Boa parte das análises e debates ocorre em Brasília (DF), onde um seleto grupo de técnicos do governo federal, de universidades e algumas organizações da sociedade civil dão o tom e o enfoque.
Os primeiros estudos disponíveis sobre a necessidade de adaptação não levam em conta a questão de gênero e quase inexiste um debate sobre ações de adaptação. O debate em larga escala é ainda dominado pelo enfoque na mitigação da emissão de gases de efeito estufa e, em especial, os novos negócios que são possíveis neste âmbito.

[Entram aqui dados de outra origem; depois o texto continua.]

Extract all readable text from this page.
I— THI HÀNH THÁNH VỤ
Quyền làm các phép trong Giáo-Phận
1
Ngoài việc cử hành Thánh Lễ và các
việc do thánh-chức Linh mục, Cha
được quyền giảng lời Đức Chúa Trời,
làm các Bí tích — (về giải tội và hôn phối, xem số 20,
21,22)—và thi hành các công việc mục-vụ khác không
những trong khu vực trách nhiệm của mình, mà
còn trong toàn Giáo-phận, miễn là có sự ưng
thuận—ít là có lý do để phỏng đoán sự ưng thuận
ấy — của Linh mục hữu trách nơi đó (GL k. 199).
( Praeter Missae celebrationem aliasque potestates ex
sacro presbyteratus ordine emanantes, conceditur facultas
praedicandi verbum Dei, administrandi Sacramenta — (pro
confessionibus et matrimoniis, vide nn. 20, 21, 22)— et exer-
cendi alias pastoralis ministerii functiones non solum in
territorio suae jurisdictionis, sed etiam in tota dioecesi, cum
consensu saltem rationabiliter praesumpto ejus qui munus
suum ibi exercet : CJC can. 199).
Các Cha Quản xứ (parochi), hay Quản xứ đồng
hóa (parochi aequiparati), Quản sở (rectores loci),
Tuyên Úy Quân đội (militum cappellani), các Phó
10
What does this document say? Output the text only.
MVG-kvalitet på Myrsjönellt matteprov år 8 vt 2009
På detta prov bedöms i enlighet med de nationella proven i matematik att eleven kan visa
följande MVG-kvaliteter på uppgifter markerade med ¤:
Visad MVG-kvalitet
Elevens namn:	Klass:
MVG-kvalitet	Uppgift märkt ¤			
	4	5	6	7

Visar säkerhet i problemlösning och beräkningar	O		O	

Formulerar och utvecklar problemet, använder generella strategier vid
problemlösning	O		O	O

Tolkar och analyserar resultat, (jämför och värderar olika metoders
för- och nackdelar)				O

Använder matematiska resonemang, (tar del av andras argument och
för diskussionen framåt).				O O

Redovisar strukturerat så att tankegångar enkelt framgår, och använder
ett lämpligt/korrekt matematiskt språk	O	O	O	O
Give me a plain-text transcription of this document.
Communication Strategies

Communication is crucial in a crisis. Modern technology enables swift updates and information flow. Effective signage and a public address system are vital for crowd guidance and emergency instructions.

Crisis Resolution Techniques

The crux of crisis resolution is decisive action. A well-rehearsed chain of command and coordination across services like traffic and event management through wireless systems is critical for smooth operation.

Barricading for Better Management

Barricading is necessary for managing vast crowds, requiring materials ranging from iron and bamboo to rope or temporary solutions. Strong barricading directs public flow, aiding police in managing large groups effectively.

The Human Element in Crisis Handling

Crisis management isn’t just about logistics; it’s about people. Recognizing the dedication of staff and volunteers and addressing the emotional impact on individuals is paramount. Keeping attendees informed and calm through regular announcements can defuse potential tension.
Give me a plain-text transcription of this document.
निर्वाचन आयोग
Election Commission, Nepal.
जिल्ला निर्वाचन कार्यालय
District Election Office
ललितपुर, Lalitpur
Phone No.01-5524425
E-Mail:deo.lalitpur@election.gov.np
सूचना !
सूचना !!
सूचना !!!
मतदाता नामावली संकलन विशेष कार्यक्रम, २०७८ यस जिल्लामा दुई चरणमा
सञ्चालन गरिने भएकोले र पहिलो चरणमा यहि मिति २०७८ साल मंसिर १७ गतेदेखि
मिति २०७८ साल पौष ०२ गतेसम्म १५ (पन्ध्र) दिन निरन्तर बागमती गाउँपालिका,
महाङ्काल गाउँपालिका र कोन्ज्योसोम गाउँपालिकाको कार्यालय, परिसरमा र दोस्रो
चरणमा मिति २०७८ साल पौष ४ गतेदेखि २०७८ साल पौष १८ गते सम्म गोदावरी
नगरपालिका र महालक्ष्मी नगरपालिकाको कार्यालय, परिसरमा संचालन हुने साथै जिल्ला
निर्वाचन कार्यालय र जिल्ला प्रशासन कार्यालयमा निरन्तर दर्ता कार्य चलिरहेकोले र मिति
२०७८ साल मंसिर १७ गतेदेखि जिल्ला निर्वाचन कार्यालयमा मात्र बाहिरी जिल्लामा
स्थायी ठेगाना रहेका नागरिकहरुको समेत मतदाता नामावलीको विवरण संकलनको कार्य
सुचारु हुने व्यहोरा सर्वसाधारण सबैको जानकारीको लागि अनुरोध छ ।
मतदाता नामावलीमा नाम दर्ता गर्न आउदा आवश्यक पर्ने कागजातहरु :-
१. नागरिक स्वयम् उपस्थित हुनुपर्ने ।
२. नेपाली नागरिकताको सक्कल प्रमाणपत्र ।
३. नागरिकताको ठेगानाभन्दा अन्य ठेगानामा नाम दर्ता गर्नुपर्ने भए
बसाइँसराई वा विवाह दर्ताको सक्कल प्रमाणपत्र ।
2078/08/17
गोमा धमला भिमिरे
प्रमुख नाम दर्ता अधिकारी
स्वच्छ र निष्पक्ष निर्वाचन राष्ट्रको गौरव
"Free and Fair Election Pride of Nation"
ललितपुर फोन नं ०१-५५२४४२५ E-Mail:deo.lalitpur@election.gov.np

Os homens têm, em geral, mais influência sobre as políticas e programas de promoção da governança local. Sem o poder de decidir sobre os recursos e finanças da família, a capacidade das mulheres de gerir riscos, através da diversificação de culturas, armazenagem de alimentos e sementes, por exemplo, fica limitada.
Mobilizadores COEP – Como é o trabalho desenvolvido pela CARE voltado à adaptação às mudanças climáticas, com foco na redução das desigualdades de gênero? Que tipo de pressupostos leva em conta?
R.: Adaptação às mudanças climáticas no Brasil é, essencialmente, o combate à pobreza. E as duas principais portas de saída da pobreza são acesso à educação de qualidade e à renda familiar.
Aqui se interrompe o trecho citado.